同样一夜好眠的还有裴修然,他之前一直在照顾安宁,怕他病情反复,所以就没敢睡,时不时就要试试他的体温,昨晚安宁终于没事了,他才放下心来,好好睡了个好觉。
怀里抱着的安宁暖烘烘的,整个都缩在他怀里,脑袋顶在他的下巴上,蹭一蹭,毛绒绒的感觉,还有两只耳朵,正好蹭在他的脸颊两侧,偶尔动一下,直动地人心痒痒。

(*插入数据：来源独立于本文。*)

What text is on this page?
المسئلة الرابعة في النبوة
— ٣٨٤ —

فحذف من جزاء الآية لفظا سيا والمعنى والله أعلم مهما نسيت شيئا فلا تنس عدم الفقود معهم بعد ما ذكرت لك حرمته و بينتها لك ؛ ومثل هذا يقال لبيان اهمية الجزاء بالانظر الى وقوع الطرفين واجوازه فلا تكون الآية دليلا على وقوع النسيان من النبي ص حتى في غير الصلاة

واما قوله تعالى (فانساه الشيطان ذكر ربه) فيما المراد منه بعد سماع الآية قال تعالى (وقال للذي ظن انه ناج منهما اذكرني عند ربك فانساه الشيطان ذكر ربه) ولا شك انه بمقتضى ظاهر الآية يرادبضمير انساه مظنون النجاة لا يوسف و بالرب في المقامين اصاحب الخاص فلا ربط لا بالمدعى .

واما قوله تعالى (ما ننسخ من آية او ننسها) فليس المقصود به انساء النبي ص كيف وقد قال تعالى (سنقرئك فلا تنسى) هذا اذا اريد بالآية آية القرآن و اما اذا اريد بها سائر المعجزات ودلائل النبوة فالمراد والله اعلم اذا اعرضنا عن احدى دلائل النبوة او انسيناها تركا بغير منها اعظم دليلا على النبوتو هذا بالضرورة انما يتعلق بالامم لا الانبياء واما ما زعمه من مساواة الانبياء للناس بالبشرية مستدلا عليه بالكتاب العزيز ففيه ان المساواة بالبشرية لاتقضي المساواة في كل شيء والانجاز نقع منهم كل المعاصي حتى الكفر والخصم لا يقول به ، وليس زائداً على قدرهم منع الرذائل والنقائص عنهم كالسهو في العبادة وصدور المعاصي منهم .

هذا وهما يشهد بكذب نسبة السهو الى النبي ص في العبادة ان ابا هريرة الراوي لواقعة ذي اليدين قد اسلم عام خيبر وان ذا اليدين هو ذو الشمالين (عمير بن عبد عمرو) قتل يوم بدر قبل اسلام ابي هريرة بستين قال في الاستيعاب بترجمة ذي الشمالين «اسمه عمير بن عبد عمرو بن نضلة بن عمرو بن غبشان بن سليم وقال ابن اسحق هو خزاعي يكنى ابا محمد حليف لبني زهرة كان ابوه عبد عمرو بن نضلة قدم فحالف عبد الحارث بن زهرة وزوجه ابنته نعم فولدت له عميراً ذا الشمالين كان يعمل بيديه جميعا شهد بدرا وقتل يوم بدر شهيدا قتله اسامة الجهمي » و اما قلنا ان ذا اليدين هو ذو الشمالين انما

裴修然的唇角微微上扬,搂过安宁使劲蹭了蹭脸,还是毛绒绒的感觉,触感极其舒服,裴修然满足地喟叹了一声,然后扬起的嘴角就这么僵在了脸上。
整个缩在他怀里?毛绒绒的触感?
卧槽!他是抱着球球吗?但球球也没那么大个儿呀!
裴修然猛地睁开眼睛,一顿一顿地转过头,映入眼帘的是张圆乎乎的毛脸,两个硕大的黑眼圈,一个圆圆的黑鼻子,再加两只毛绒绒的黑耳朵。
竟然是只熊猫,还是只活的!
卧槽!裴修然整个人都凌乱了,他是在做梦呢还是在做梦呢?他掐了一把自己的大腿,尖锐的疼痛感终于让他认清了事实,他的床上真的躺着只熊猫。
到底是哪里出了问题,他明明记得昨晚是抱着安宁入睡的,怎么醒来后安宁不见了,他的怀里却抱着只熊猫?
难道是有人在跟他开玩笑,趁他睡觉时把熊猫放在了他床上?
这个可能性非常大,毕竟这里是熊猫基地,缺什么动物都不会缺熊猫。
裴修然头疼了,心里猜测着是不是安宁把这只熊猫带过来的。
正思索着,怀里的熊猫哼哼唧唧地醒了过来,那张圆脸还在他怀里蹭了蹭,虽然隔了一层衣服,依旧让裴修然舒服地想叹息,而且更让意想不到的是,那只熊猫在蹭完他之后,他扒拉着爬到他的身上,毛脸凑到他的脸上,“吧嗒”一下,亲在了他的嘴巴上。
这下,裴修然连惊讶的表情都不知道该怎么摆了。